Welcome to the Washington area! "Wherever the American citizen may be a stranger, he is at home here," said Frederick Douglas, whose inspiring life began in slavery and ended in statesmanship.
Just as beauty is in the eye of the beholder, your view of Washington will depend on who you are and what your special interests are. Tourists prefer the monumental Washington and spend their time and energies on and about the Mall. Foreign diplomats and their families settle down on embassy row. Students seek out the major universities. Politicians and lobbyists concentrate on Capitol Hill and the White House. Art lovers will find fine galleries and museums. Researchers can spend weeks at the Library of Congress, Archives, other specially libraries, and the Smithsonian Institution. Virtually all find Washington one of the most beautiful cities in the world, especially in the spring when the famous cherry trees and azaleas bloom. About 600,000 residents can sample all these aspects of Washington every day because for them it's home.
Compared with other major cities, especially world capitals, Washington is a relatively new town. Congress decided in 1783 that it wanted a place to meet which would be independent of state influence-a sort of neutral zone. In 1787, George Washington chose this peninsula formed by the Potomac and Anacostia Rivers as the site for the new federal city. Originally the District of Columbia was a square 10 miles on each side, made up of land ceded to the states of Maryland and Virginia. Present-day Washington consists of only 69 square miles because the southwest corner of the square was given back to Virginia in 1846 when Congress decided that portion of land was not needed for the federal city.
From the start, Washington was a planned city. The basic design is the work of French architect Pierre Charles L'Enfant, who was hired to assist the original planners and surveyors, a Major Elicott and Benjamin Banneker. L'Enfant took over the project for only 10 months, but his design of grand avenues and sweeping vistas so appealed to the leaders of the day that it determined the form the city was to take.
Thanks to L'Enfant, Washington is a very livable city, with grand vistas and wide avenues. Because it is a "low-rise" city, one doesn't get the canyon effect here that occurs in many modern cities. Washington is also one of the world's grreenest cities. In the mid-nineteenth century, Alexander Shepherd managed to get the streets paved, have sewer, water, and gas systems installed, and have trees planted along most of the streets. In 1890, Congress established Rock Creek Park, that 1,754-acre island of green which runs north from the Potomac to the Maryland border and beyond. There are many more acres ofparkland along both the Potomac and Anacostia Rivers, the Chesapeake &: Ohio Canal, and in small parks scattered throughout the city. Nearly every square or circle is landscaped to provide a bit of nature in the urban scene.

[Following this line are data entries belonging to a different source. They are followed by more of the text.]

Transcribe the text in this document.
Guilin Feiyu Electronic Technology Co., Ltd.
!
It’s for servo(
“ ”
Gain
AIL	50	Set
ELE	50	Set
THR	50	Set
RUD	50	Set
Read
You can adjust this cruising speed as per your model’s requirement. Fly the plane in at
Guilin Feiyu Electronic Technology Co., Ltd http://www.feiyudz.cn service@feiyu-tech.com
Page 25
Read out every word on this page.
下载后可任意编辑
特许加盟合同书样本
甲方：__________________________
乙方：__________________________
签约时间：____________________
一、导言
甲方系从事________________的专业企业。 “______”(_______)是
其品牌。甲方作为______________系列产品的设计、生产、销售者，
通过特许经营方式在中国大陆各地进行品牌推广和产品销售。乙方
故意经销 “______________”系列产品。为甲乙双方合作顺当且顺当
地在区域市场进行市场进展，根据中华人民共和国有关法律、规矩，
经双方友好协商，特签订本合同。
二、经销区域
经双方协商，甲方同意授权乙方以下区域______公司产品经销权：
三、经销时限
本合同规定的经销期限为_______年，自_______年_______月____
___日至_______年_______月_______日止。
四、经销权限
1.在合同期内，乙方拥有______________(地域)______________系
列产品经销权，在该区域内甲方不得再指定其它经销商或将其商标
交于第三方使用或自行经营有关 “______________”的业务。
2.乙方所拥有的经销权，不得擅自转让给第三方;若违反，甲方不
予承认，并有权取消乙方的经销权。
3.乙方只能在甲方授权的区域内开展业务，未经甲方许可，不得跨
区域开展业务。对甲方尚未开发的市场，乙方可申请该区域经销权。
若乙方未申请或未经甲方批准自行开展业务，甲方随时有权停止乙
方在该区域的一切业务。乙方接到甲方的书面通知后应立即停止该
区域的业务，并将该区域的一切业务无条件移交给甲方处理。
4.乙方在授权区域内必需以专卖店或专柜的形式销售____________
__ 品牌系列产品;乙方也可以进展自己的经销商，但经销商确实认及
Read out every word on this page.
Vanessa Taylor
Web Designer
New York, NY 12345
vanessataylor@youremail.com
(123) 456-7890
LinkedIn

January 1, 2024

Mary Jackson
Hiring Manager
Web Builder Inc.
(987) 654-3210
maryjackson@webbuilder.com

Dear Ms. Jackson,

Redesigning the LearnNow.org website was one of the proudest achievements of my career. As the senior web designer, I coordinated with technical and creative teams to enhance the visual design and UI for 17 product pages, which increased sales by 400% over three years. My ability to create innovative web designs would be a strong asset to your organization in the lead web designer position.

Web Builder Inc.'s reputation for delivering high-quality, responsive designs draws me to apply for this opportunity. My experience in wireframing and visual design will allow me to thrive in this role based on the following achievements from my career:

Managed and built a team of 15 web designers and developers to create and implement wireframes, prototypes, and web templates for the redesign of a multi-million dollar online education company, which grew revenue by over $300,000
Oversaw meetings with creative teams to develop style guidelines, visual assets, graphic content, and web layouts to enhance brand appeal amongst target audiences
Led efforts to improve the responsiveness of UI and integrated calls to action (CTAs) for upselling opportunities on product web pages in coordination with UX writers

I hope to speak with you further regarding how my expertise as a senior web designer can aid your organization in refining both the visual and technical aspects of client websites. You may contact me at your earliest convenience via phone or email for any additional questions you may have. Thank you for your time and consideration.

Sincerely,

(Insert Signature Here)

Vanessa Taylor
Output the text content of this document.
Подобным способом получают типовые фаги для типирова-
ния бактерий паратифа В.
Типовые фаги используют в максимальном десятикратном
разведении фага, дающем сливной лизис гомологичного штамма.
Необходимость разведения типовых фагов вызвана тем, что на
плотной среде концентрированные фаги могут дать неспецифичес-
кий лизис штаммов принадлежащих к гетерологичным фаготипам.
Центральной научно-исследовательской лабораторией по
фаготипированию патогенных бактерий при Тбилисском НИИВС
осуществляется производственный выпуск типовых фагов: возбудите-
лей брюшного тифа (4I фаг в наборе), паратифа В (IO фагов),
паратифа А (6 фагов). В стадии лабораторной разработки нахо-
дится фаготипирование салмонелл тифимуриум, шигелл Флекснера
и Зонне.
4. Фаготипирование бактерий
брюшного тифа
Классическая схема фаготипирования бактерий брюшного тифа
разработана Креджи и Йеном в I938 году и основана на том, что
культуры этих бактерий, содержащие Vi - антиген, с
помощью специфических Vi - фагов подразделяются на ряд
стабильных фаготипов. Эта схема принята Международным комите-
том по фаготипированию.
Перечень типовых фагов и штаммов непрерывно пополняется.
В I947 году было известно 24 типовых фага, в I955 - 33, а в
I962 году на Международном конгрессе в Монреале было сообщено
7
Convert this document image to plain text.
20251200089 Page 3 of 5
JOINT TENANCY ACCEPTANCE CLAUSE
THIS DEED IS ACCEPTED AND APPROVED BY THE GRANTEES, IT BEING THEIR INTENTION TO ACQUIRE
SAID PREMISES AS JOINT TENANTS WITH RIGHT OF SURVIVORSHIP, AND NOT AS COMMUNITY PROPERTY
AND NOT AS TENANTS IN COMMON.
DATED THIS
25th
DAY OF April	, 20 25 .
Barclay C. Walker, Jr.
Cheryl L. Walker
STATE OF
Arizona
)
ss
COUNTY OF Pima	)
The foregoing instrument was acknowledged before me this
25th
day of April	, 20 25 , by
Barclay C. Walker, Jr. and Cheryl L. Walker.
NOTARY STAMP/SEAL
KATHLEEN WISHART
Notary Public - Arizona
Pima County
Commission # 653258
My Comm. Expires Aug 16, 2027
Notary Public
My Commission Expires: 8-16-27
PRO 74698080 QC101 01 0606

Washington is a city of variety and contrast, of contemporary office buildings, Victorian townhouses, modern apartments, modest family homes, and mansions on large estates. It is also a city of many neighborhoods each with a different ambience to appeal to the wide variety of people who live here. In Washington, your neighbor is as likely to be from Oslo or Osaka as from Oakland or Oceanside.
In order to find your way about Washington with ease, you need to understand how the city is laid out. Each street address includes a geographic designation, i.e., 1600 Pennsylvania Avenue, NW (the White House). The city is divided into quadrants with the Capitol as the central point. So, First St., NW and First St., SW are one block west of the Capitol, and First St., NE and First St., SE are one block east of the Capitol. While the city street system is quite logical, if you don't notice the quadrant designation, you may never find the address you seek. (For example, 1325 G St., NW may be a store and 1325 G St., NE may be a vacant lot.) In general, numbered streets run north and south; lettered and named streets run east and west in alphabetical order; and avenues run on the diagonal radiating from circles throughout the city.
There are of course various roads, places, and squares that don't fit this scheme, so a city map is a big help even for people who have lived here for years. Washington neighborhoods have distinct personalities. They may be elegant or casual; almost entirely white, 1 black, or Spanish; integrated; wealthy; lower income; or middle class. The northwest quadrant of the city is the largest in area and generally the wealthiest, but it encompasses everything from the White House to areas in the very early stages of urban renewal.